To acquire basic knowledge related to numerical methods. To provide undersatnding of main sources of numerical errors and the power of numerical methods that minimizes these errors.

**Learning Outcomes:**

1. Learn basics of numerical methods.

2. define errors and their types, choice of numerical methods that best approximate the exact value.

3. find the solution of equations by using finite difference technique, Newtons's method, Fixed point Iteration method.

4. Solve the differential equations like parabolic, hyperbolic, elliptic equations.

**Course Outlines:**

1. Basic ideas, concepts, terminology, elements of numerical methods.

2. differntial formulation, solution domain and mesh, discretization, set of algebraic equations.

3. choice of numerical mesh, cartesian, polar-cylenderical, general orthogonal, regular orthogonal, arbitrary triangular meshes, discretization, truncation and dicretization error.

4. Polynomials and Finite differences: colocation type polynomials, finite difference operator algebra, forms of polynomials, relationship to Tylor series.

5. Solution of equation sets: Ill-conditioning, iterative solution methods, Decomposition, Eigen-value problem, system stability, charateristics of polynomials.

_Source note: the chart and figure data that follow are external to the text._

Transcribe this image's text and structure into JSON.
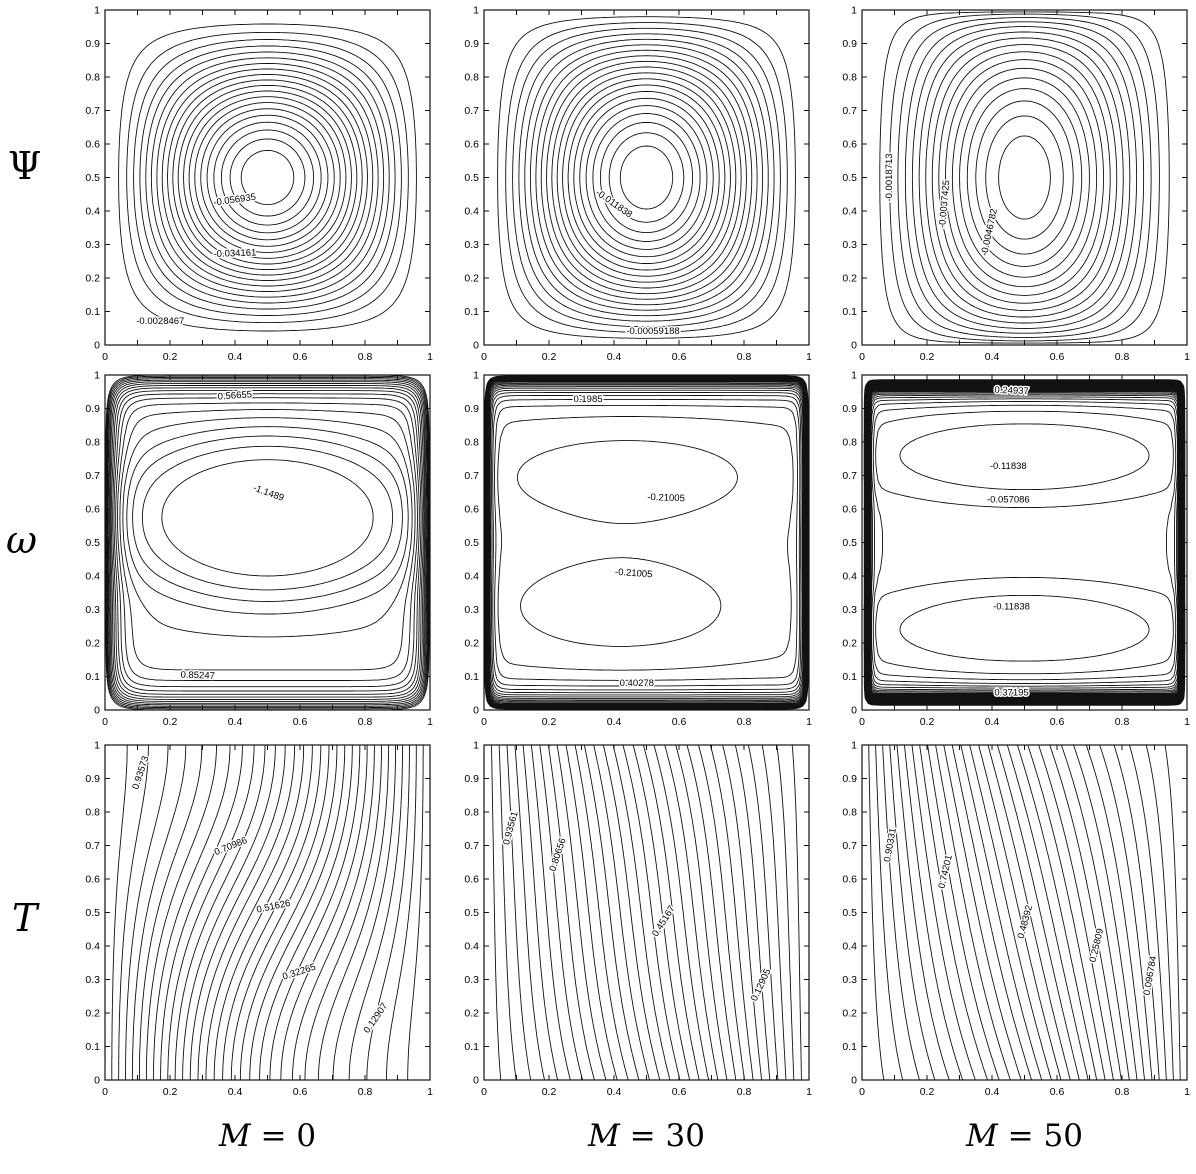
{
  "figure": {
    "background": "#ffffff",
    "line_color": "#111111",
    "description": "3x3 grid of contour plots: rows = stream function, vorticity, temperature; columns = magnetic field parameter M"
  },
  "rows": [
    {
      "label": "Ψ",
      "quantity": "stream function"
    },
    {
      "label": "ω",
      "quantity": "vorticity"
    },
    {
      "label": "T",
      "quantity": "temperature"
    }
  ],
  "cols": [
    {
      "var": "M",
      "rest": " = 0",
      "caption": "M = 0",
      "value": 0
    },
    {
      "var": "M",
      "rest": " = 30",
      "caption": "M = 30",
      "value": 30
    },
    {
      "var": "M",
      "rest": " = 50",
      "caption": "M = 50",
      "value": 50
    }
  ],
  "axes": {
    "xlim": [
      0,
      1
    ],
    "ylim": [
      0,
      1
    ],
    "tick_step": 0.1,
    "x_tick_values": [
      0,
      0.2,
      0.4,
      0.6,
      0.8,
      1
    ],
    "x_tick_labels": [
      "0",
      "0.2",
      "0.4",
      "0.6",
      "0.8",
      "1"
    ],
    "y_tick_values": [
      0,
      0.1,
      0.2,
      0.3,
      0.4,
      0.5,
      0.6,
      0.7,
      0.8,
      0.9,
      1
    ],
    "y_tick_labels": [
      "0",
      "0.1",
      "0.2",
      "0.3",
      "0.4",
      "0.5",
      "0.6",
      "0.7",
      "0.8",
      "0.9",
      "1"
    ]
  },
  "chart_data": [
    {
      "id": "psi-m0",
      "type": "contour",
      "row": "Ψ",
      "col": "M = 0",
      "xlim": [
        0,
        1
      ],
      "ylim": [
        0,
        1
      ],
      "level_start": -0.056935,
      "level_step": 0.00284675,
      "level_count": 20,
      "contour_labels": [
        {
          "value": -0.056935,
          "text": "-0.056935",
          "x": 0.4,
          "y": 0.425,
          "rot": -8
        },
        {
          "value": -0.034161,
          "text": "-0.034161",
          "x": 0.4,
          "y": 0.265,
          "rot": -2
        },
        {
          "value": -0.0028467,
          "text": "-0.0028467",
          "x": 0.17,
          "y": 0.062,
          "rot": 0
        }
      ],
      "field": {
        "kind": "psi",
        "A": 0.0598,
        "px": 1.5,
        "py": 1.5
      }
    },
    {
      "id": "psi-m30",
      "type": "contour",
      "row": "Ψ",
      "col": "M = 30",
      "xlim": [
        0,
        1
      ],
      "ylim": [
        0,
        1
      ],
      "level_start": -0.011838,
      "level_step": 0.00059188,
      "level_count": 20,
      "contour_labels": [
        {
          "value": -0.011838,
          "text": "-0.011838",
          "x": 0.395,
          "y": 0.415,
          "rot": 35
        },
        {
          "value": -0.00059188,
          "text": "-0.00059188",
          "x": 0.52,
          "y": 0.033,
          "rot": 0
        }
      ],
      "field": {
        "kind": "psi",
        "A": 0.01243,
        "px": 1.5,
        "py": 1.1
      }
    },
    {
      "id": "psi-m50",
      "type": "contour",
      "row": "Ψ",
      "col": "M = 50",
      "xlim": [
        0,
        1
      ],
      "ylim": [
        0,
        1
      ],
      "level_start": -0.0049901,
      "level_step": 0.00031188,
      "level_count": 16,
      "contour_labels": [
        {
          "value": -0.0018713,
          "text": "-0.0018713",
          "x": 0.092,
          "y": 0.5,
          "rot": -90
        },
        {
          "value": -0.0037425,
          "text": "-0.0037425",
          "x": 0.262,
          "y": 0.42,
          "rot": -85
        },
        {
          "value": -0.0046782,
          "text": "-0.0046782",
          "x": 0.4,
          "y": 0.335,
          "rot": -78
        }
      ],
      "field": {
        "kind": "psi",
        "A": 0.00525,
        "px": 1.6,
        "py": 0.65
      }
    },
    {
      "id": "omega-m0",
      "type": "contour",
      "row": "ω",
      "col": "M = 0",
      "xlim": [
        0,
        1
      ],
      "ylim": [
        0,
        1
      ],
      "level_start": -1.4349,
      "level_step": 0.28592,
      "level_count": 20,
      "contour_labels": [
        {
          "value": 0.56655,
          "text": "0.56655",
          "x": 0.4,
          "y": 0.93,
          "rot": -4
        },
        {
          "value": -1.1489,
          "text": "-1.1489",
          "x": 0.5,
          "y": 0.64,
          "rot": 20
        },
        {
          "value": 0.85247,
          "text": "0.85247",
          "x": 0.285,
          "y": 0.095,
          "rot": 2
        }
      ],
      "field": {
        "kind": "omega",
        "sideAmp": 4.3,
        "sideDelta": 0.03,
        "capAmp": 4.0,
        "capDelta": 0.045,
        "blobs": [
          {
            "cx": 0.5,
            "cy": 0.575,
            "rx": 0.486,
            "ry": 0.258,
            "depth": 1.42,
            "p": 4
          }
        ]
      }
    },
    {
      "id": "omega-m30",
      "type": "contour",
      "row": "ω",
      "col": "M = 30",
      "xlim": [
        0,
        1
      ],
      "ylim": [
        0,
        1
      ],
      "level_start": -0.41433,
      "level_step": 0.20428,
      "level_count": 22,
      "contour_labels": [
        {
          "value": 0.1985,
          "text": "0.1985",
          "x": 0.32,
          "y": 0.92,
          "rot": 0
        },
        {
          "value": -0.21005,
          "text": "-0.21005",
          "x": 0.56,
          "y": 0.625,
          "rot": 2
        },
        {
          "value": -0.21005,
          "text": "-0.21005",
          "x": 0.46,
          "y": 0.4,
          "rot": 4
        },
        {
          "value": 0.40278,
          "text": "0.40278",
          "x": 0.47,
          "y": 0.072,
          "rot": 0
        }
      ],
      "field": {
        "kind": "omega",
        "sideAmp": 4.2,
        "sideDelta": 0.013,
        "capAmp": 4.2,
        "capDelta": 0.032,
        "blobs": [
          {
            "cx": 0.44,
            "cy": 0.695,
            "rx": 0.506,
            "ry": 0.171,
            "depth": 0.3,
            "p": 2.6
          },
          {
            "cx": 0.42,
            "cy": 0.31,
            "rx": 0.46,
            "ry": 0.19,
            "depth": 0.3,
            "p": 2.6
          }
        ]
      }
    },
    {
      "id": "omega-m50",
      "type": "contour",
      "row": "ω",
      "col": "M = 50",
      "xlim": [
        0,
        1
      ],
      "ylim": [
        0,
        1
      ],
      "level_start": -0.11838,
      "level_step": 0.061294,
      "level_count": 40,
      "contour_labels": [
        {
          "value": 0.24937,
          "text": "0.24937",
          "x": 0.46,
          "y": 0.945,
          "rot": 2
        },
        {
          "value": -0.11838,
          "text": "-0.11838",
          "x": 0.45,
          "y": 0.72,
          "rot": 0
        },
        {
          "value": -0.057086,
          "text": "-0.057086",
          "x": 0.45,
          "y": 0.62,
          "rot": 0
        },
        {
          "value": -0.11838,
          "text": "-0.11838",
          "x": 0.46,
          "y": 0.3,
          "rot": 0
        },
        {
          "value": 0.37195,
          "text": "0.37195",
          "x": 0.46,
          "y": 0.043,
          "rot": 0
        }
      ],
      "field": {
        "kind": "omega",
        "sideAmp": 4.2,
        "sideDelta": 0.009,
        "capAmp": 4.2,
        "capDelta": 0.022,
        "blobs": [
          {
            "cx": 0.5,
            "cy": 0.76,
            "rx": 0.6,
            "ry": 0.16,
            "depth": 0.14,
            "p": 4
          },
          {
            "cx": 0.5,
            "cy": 0.24,
            "rx": 0.6,
            "ry": 0.16,
            "depth": 0.14,
            "p": 4
          }
        ]
      }
    },
    {
      "id": "temp-m0",
      "type": "contour",
      "row": "T",
      "col": "M = 0",
      "xlim": [
        0,
        1
      ],
      "ylim": [
        0,
        1
      ],
      "level_start": 0.032264,
      "level_step": 0.032264,
      "level_count": 30,
      "contour_labels": [
        {
          "value": 0.93573,
          "text": "0.93573",
          "x": 0.118,
          "y": 0.915,
          "rot": -72
        },
        {
          "value": 0.70986,
          "text": "0.70986",
          "x": 0.39,
          "y": 0.69,
          "rot": -22
        },
        {
          "value": 0.51626,
          "text": "0.51626",
          "x": 0.52,
          "y": 0.51,
          "rot": -12
        },
        {
          "value": 0.32265,
          "text": "0.32265",
          "x": 0.6,
          "y": 0.315,
          "rot": -18
        },
        {
          "value": 0.12907,
          "text": "0.12907",
          "x": 0.84,
          "y": 0.18,
          "rot": -55
        }
      ],
      "field": {
        "kind": "temp",
        "c": 0.17,
        "d": 0
      }
    },
    {
      "id": "temp-m30",
      "type": "contour",
      "row": "T",
      "col": "M = 30",
      "xlim": [
        0,
        1
      ],
      "ylim": [
        0,
        1
      ],
      "level_start": 0.032264,
      "level_step": 0.032264,
      "level_count": 30,
      "contour_labels": [
        {
          "value": 0.93561,
          "text": "0.93561",
          "x": 0.09,
          "y": 0.75,
          "rot": -75
        },
        {
          "value": 0.80656,
          "text": "0.80656",
          "x": 0.235,
          "y": 0.67,
          "rot": -72
        },
        {
          "value": 0.45167,
          "text": "0.45167",
          "x": 0.56,
          "y": 0.47,
          "rot": -58
        },
        {
          "value": 0.12905,
          "text": "0.12905",
          "x": 0.86,
          "y": 0.28,
          "rot": -65
        }
      ],
      "field": {
        "kind": "temp",
        "c": 0.05,
        "d": 0.28
      }
    },
    {
      "id": "temp-m50",
      "type": "contour",
      "row": "T",
      "col": "M = 50",
      "xlim": [
        0,
        1
      ],
      "ylim": [
        0,
        1
      ],
      "level_start": 0.032264,
      "level_step": 0.032264,
      "level_count": 30,
      "contour_labels": [
        {
          "value": 0.90331,
          "text": "0.90331",
          "x": 0.095,
          "y": 0.7,
          "rot": -80
        },
        {
          "value": 0.74201,
          "text": "0.74201",
          "x": 0.265,
          "y": 0.62,
          "rot": -77
        },
        {
          "value": 0.48392,
          "text": "0.48392",
          "x": 0.51,
          "y": 0.47,
          "rot": -75
        },
        {
          "value": 0.25809,
          "text": "0.25809",
          "x": 0.73,
          "y": 0.4,
          "rot": -77
        },
        {
          "value": 0.096784,
          "text": "0.096784",
          "x": 0.895,
          "y": 0.31,
          "rot": -80
        }
      ],
      "field": {
        "kind": "temp",
        "c": 0.03,
        "d": 0.33
      }
    }
  ]
}
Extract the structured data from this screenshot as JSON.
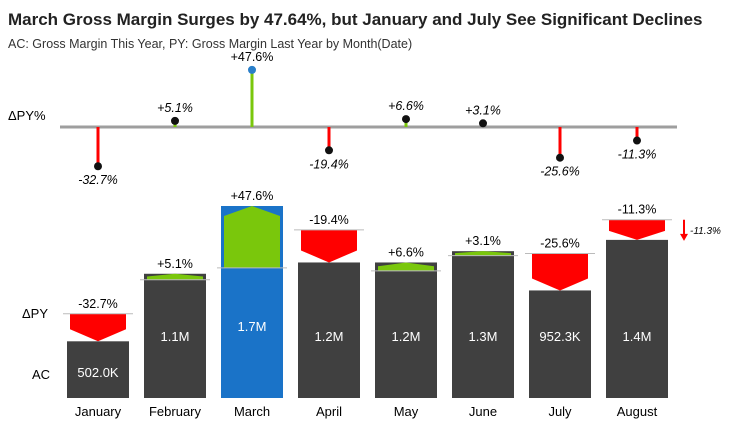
{
  "title": "March Gross Margin Surges by 47.64%, but January and July See Significant Declines",
  "subtitle": "AC: Gross Margin This Year, PY: Gross Margin Last Year by Month(Date)",
  "row_labels": {
    "dpy_pct": "ΔPY%",
    "dpy": "ΔPY",
    "ac": "AC"
  },
  "colors": {
    "ac_bar": "#404040",
    "highlight_bar": "#1a73c8",
    "positive": "#7ac70c",
    "negative": "#ff0000",
    "baseline": "#9e9e9e",
    "dot": "#111111",
    "highlight_dot": "#2a7fc9"
  },
  "chart_data": {
    "type": "bar",
    "categories": [
      "January",
      "February",
      "March",
      "April",
      "May",
      "June",
      "July",
      "August"
    ],
    "ac_values": [
      502000,
      1100000,
      1700000,
      1200000,
      1200000,
      1300000,
      952300,
      1400000
    ],
    "ac_labels": [
      "502.0K",
      "1.1M",
      "1.7M",
      "1.2M",
      "1.2M",
      "1.3M",
      "952.3K",
      "1.4M"
    ],
    "dpy_pct": [
      -32.7,
      5.1,
      47.6,
      -19.4,
      6.6,
      3.1,
      -25.6,
      -11.3
    ],
    "dpy_pct_labels": [
      "-32.7%",
      "+5.1%",
      "+47.6%",
      "-19.4%",
      "+6.6%",
      "+3.1%",
      "-25.6%",
      "-11.3%"
    ],
    "highlight_index": 2,
    "side_annotation": "-11.3%"
  }
}
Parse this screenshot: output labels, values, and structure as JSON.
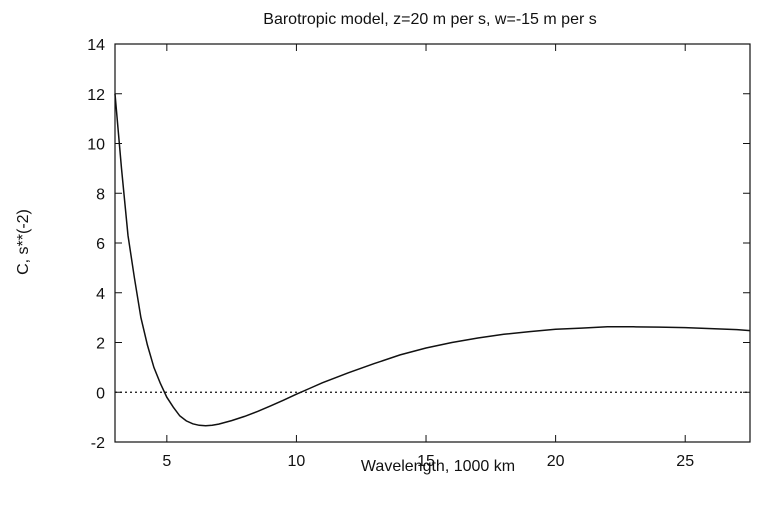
{
  "chart_data": {
    "type": "line",
    "title": "Barotropic model, z=20 m per s, w=-15 m per s",
    "xlabel": "Wavelength, 1000 km",
    "ylabel": "C, s**(-2)",
    "xlim": [
      3,
      27.5
    ],
    "ylim": [
      -2,
      14
    ],
    "x_ticks": [
      "5",
      "10",
      "15",
      "20",
      "25"
    ],
    "x_tick_values": [
      5,
      10,
      15,
      20,
      25
    ],
    "y_ticks": [
      "-2",
      "0",
      "2",
      "4",
      "6",
      "8",
      "10",
      "12",
      "14"
    ],
    "y_tick_values": [
      -2,
      0,
      2,
      4,
      6,
      8,
      10,
      12,
      14
    ],
    "grid": false,
    "reference_line": {
      "y": 0,
      "style": "dotted"
    },
    "series": [
      {
        "x": [
          3.0,
          3.25,
          3.5,
          3.75,
          4.0,
          4.25,
          4.5,
          4.75,
          5.0,
          5.25,
          5.5,
          5.75,
          6.0,
          6.25,
          6.5,
          6.75,
          7.0,
          7.5,
          8.0,
          8.5,
          9.0,
          9.5,
          10.0,
          10.5,
          11.0,
          11.5,
          12.0,
          13.0,
          14.0,
          15.0,
          16.0,
          17.0,
          18.0,
          19.0,
          20.0,
          21.0,
          22.0,
          23.0,
          24.0,
          25.0,
          26.0,
          27.0,
          27.5
        ],
        "y": [
          12.0,
          9.0,
          6.3,
          4.6,
          3.0,
          1.9,
          1.0,
          0.35,
          -0.2,
          -0.6,
          -0.95,
          -1.15,
          -1.27,
          -1.33,
          -1.35,
          -1.33,
          -1.28,
          -1.14,
          -0.97,
          -0.77,
          -0.55,
          -0.32,
          -0.08,
          0.15,
          0.38,
          0.58,
          0.78,
          1.15,
          1.5,
          1.78,
          2.0,
          2.18,
          2.33,
          2.44,
          2.53,
          2.58,
          2.63,
          2.63,
          2.62,
          2.6,
          2.56,
          2.52,
          2.48
        ]
      }
    ]
  }
}
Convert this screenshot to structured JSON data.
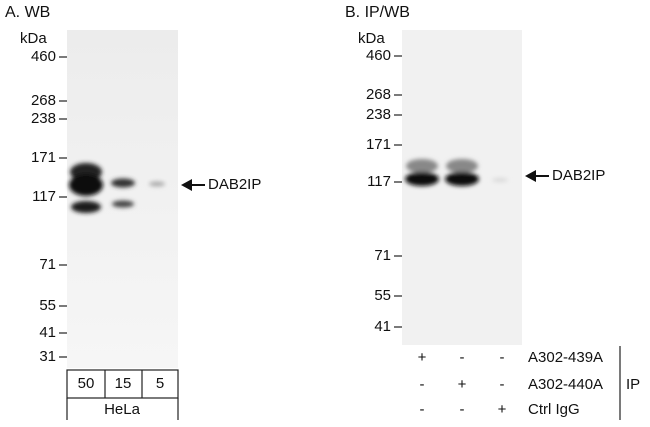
{
  "panel_a": {
    "title": "A. WB",
    "unit": "kDa",
    "markers": [
      "460",
      "268",
      "238",
      "171",
      "117",
      "71",
      "55",
      "41",
      "31"
    ],
    "target": "DAB2IP",
    "lanes": [
      "50",
      "15",
      "5"
    ],
    "cell_line": "HeLa"
  },
  "panel_b": {
    "title": "B. IP/WB",
    "unit": "kDa",
    "markers": [
      "460",
      "268",
      "238",
      "171",
      "117",
      "71",
      "55",
      "41"
    ],
    "target": "DAB2IP",
    "ip_rows": [
      {
        "symbols": [
          "+",
          "-",
          "-"
        ],
        "label": "A302-439A"
      },
      {
        "symbols": [
          "-",
          "+",
          "-"
        ],
        "label": "A302-440A"
      },
      {
        "symbols": [
          "-",
          "-",
          "+"
        ],
        "label": "Ctrl IgG"
      }
    ],
    "ip_label": "IP"
  }
}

6. Ordinary differential equations: Order, methods of solving first order ordinary differential equations, higher order differential equations and their conversion into set of first order ordinary equations.

7. Partial differential equations: variants of partial differential equations, choice of finite difference formulation and solution algorithm, elliptic, parabolic, hyperbolic equations.Finite volume approach.

**Recommended Books:**

1. Numerical Analysis by Richard L.Burden. John Doyuglas Faires, 9th Edition, Cengage Learning, 2010.

2. Applied Numerical Analysisn by Curtis F.Gerald. Patrick O. Wheatley. 7th Edition (August 10, 2003), Pearson.

**Suggested Book:**

Erwin Kryszig, "Advanced Engineering Mathematics", 10th Edition, John Willey & sons.